RediSearch comes with a few very basic scoring functions to evaluate document
relevance like `TFIDF`.
**TFIDF Scoring:**
- Basic TF-IDF scoring with a few extra features thrown inside:
- For each term in each result, we calculate the TF-IDF score of that term to
that document. Frequencies are weighted based on field weights that are
pre-determined, and each term's frequency is normalized by the highest term
frequency in each document.
- We multiply the total TF-IDF for the query term by the a priory document
score given on FT.ADD.
- We give a penalty to each result based on "slop" or cumulative distance
between the search terms: exact matches will get no penalty, but matches
where the search terms are distant see their score reduced significantly.
- For each 2-gram of consecutive terms, we find the minimal distance between them.
- The penalty is the square root of the sum of the distances, squared -
1/sqrt(d(t2-t1)^2 + d(t3-t2)^2 + ...).
### Cache
- **Idea:** “recently requested data is likely to be requested again”.
- A cache is like short-term memory: it has a limited amount of space, but is
typically faster than the original data source and contains the most recently
accessed items.
- Caches can exist at all levels in architecture, but are often found at the
level nearest to the front end, where they are implemented to return data
quickly without taxing downstream levels.
- Placing a cache directly on a request layer node enables the local storage of
response data.
- Each time a request is made to the service, the node will quickly return
locally cached data if it exists.
**Advantages**
- Reduce Network Calls
- Cached data stores like Redis stores Key/Value pairs.
- **Avoid Re-Calculations**
- Example: an application makes a request to find the average age of the users.
- You would have to go to the database, search all in the records and compute
the average each time!
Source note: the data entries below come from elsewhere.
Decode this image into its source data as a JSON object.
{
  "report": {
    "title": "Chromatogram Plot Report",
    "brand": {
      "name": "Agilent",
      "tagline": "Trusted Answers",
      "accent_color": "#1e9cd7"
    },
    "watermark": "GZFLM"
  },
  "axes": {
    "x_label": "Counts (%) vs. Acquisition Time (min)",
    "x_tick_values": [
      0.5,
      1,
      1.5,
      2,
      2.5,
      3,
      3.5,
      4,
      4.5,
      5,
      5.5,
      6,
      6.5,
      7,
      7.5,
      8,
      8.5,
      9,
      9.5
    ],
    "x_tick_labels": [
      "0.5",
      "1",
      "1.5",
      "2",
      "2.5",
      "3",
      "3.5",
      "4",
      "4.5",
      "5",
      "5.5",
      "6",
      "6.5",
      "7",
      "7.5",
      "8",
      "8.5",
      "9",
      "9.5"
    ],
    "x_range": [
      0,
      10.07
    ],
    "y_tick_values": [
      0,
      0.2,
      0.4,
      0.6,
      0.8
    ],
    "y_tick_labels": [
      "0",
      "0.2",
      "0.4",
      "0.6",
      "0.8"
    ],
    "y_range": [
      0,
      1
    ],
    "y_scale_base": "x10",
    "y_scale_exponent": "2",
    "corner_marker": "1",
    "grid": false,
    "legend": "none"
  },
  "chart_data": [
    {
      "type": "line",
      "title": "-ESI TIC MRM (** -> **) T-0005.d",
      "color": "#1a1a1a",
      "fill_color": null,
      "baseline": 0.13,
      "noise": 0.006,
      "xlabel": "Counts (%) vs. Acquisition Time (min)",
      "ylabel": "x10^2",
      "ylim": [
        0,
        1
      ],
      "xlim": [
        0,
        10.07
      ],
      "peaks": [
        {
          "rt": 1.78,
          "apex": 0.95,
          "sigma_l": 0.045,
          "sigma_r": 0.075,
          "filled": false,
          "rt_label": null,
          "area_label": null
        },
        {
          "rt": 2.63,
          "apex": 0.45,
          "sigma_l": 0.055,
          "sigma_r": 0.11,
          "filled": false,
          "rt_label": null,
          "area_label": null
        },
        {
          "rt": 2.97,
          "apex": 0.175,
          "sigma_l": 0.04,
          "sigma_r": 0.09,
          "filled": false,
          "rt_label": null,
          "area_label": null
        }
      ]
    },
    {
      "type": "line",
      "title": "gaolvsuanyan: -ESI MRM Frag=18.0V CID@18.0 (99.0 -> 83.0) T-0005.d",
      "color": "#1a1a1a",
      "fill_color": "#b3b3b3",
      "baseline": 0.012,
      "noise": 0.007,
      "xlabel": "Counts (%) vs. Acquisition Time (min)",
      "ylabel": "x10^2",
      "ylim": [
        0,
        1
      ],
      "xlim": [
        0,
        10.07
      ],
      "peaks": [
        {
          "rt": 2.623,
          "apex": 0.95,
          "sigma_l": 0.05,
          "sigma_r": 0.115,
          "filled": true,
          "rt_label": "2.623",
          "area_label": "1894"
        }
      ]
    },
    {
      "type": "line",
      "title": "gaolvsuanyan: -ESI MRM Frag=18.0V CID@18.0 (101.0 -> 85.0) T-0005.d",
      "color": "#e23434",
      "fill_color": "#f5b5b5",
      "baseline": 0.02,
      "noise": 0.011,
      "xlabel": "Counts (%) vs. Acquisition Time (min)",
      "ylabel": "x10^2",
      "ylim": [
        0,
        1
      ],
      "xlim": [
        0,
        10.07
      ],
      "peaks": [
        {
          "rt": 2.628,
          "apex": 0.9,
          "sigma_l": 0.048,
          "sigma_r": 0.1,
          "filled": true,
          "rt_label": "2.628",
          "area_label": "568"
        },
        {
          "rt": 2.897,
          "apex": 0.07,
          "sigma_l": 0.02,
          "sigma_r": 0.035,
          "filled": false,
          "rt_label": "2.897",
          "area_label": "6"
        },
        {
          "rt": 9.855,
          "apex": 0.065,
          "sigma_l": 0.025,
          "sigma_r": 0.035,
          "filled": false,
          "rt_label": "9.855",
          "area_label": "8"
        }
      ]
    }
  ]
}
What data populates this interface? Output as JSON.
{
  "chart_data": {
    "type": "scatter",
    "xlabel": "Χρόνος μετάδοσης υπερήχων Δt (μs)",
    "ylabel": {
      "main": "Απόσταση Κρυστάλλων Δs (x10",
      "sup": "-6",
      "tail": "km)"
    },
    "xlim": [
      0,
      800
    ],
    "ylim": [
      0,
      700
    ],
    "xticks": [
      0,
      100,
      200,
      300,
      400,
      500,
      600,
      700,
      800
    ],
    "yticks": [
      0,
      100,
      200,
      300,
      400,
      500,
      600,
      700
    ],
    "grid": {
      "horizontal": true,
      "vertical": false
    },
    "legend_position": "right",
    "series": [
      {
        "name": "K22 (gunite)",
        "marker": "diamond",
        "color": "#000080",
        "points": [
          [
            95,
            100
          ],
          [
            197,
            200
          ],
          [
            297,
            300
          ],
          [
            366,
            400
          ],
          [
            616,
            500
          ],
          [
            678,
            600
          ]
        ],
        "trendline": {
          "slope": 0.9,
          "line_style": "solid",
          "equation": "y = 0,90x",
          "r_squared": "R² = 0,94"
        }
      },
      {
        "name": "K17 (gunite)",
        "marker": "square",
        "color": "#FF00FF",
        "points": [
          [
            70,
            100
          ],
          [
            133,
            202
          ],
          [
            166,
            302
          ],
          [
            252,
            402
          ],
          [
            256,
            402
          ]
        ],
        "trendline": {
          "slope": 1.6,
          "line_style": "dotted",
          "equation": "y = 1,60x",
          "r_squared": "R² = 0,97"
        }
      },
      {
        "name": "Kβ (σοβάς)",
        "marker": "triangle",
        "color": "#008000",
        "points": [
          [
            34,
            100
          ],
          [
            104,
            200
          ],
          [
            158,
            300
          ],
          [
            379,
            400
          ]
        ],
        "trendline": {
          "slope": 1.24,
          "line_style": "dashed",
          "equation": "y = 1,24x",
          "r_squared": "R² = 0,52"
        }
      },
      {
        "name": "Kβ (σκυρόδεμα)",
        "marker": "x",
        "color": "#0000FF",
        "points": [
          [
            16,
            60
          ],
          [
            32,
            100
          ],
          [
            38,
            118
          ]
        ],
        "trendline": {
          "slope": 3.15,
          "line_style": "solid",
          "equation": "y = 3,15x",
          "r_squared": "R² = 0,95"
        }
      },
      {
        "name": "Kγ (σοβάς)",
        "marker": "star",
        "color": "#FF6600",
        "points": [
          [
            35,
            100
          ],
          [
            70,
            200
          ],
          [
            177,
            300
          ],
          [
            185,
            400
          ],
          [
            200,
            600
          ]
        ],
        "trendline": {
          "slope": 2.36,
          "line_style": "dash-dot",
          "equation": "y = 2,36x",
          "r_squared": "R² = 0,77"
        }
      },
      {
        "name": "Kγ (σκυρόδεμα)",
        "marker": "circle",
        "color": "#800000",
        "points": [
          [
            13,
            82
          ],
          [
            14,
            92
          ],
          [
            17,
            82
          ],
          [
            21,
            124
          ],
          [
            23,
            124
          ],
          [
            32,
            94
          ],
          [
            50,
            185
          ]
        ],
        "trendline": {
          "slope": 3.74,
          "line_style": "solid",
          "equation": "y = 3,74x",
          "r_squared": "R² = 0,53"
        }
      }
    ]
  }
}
Very Expensive!
- You could compute it once and save it as a key/value pair.
- Avoid Loads on the Database
- If you have a lot of servers trying to get data from the database, could
put a heavy load on the database and slow performance.
- Could keep some data in cache to help on this.
**Disadvantages**
- Can be expensive (hardware = SSD)
- Need to maintain consistency between caches and the source of truth such as
the database through cache invalidation.
- Cache invalidation is a difficult problem, there is additional complexity
associated with when to update the cache.
- Need to make application changes such as adding `Redis` or `memcached`.
- Cache & Database Sync
**Read Through**
- For immutable operations (read):
- Client will always simply read from cache.
- Either cache hit or cache miss is transparent to the client. If it is a cache
miss, the cache should have the ability to automatically fetch from the
database.
- For mutable operations (create, update, delete):
- This strategy does not handle mutable operations.
- It should be combined with write through (or write behind) pattern.
- **Drawback:**
- Many cache layers may not support it. For example, Redis would not be able
to fetch from
- MySQL automatically (unless you write a plugin for Redis).
**Write Through**
- For immutable operations (read):
- This strategy does not handle immutable operations. It should be combined
with read through pattern.
- For mutable operations (create, update, delete):
- The client only needs to create, update or delete the entry in Redis. The
cache layer has to atomically synchronize this change to MySQL.
- **Drawback**
- First, many cache layers would not natively support this.
- Second, Redis is a cache rather than an RDBMS. It is not designed to be
resilient. Thus, changes may be lost before they are replicated to MySQL.
- Even if Redis has now supported persistence techniques such as RDB and AOF,
this approach is still not recommended.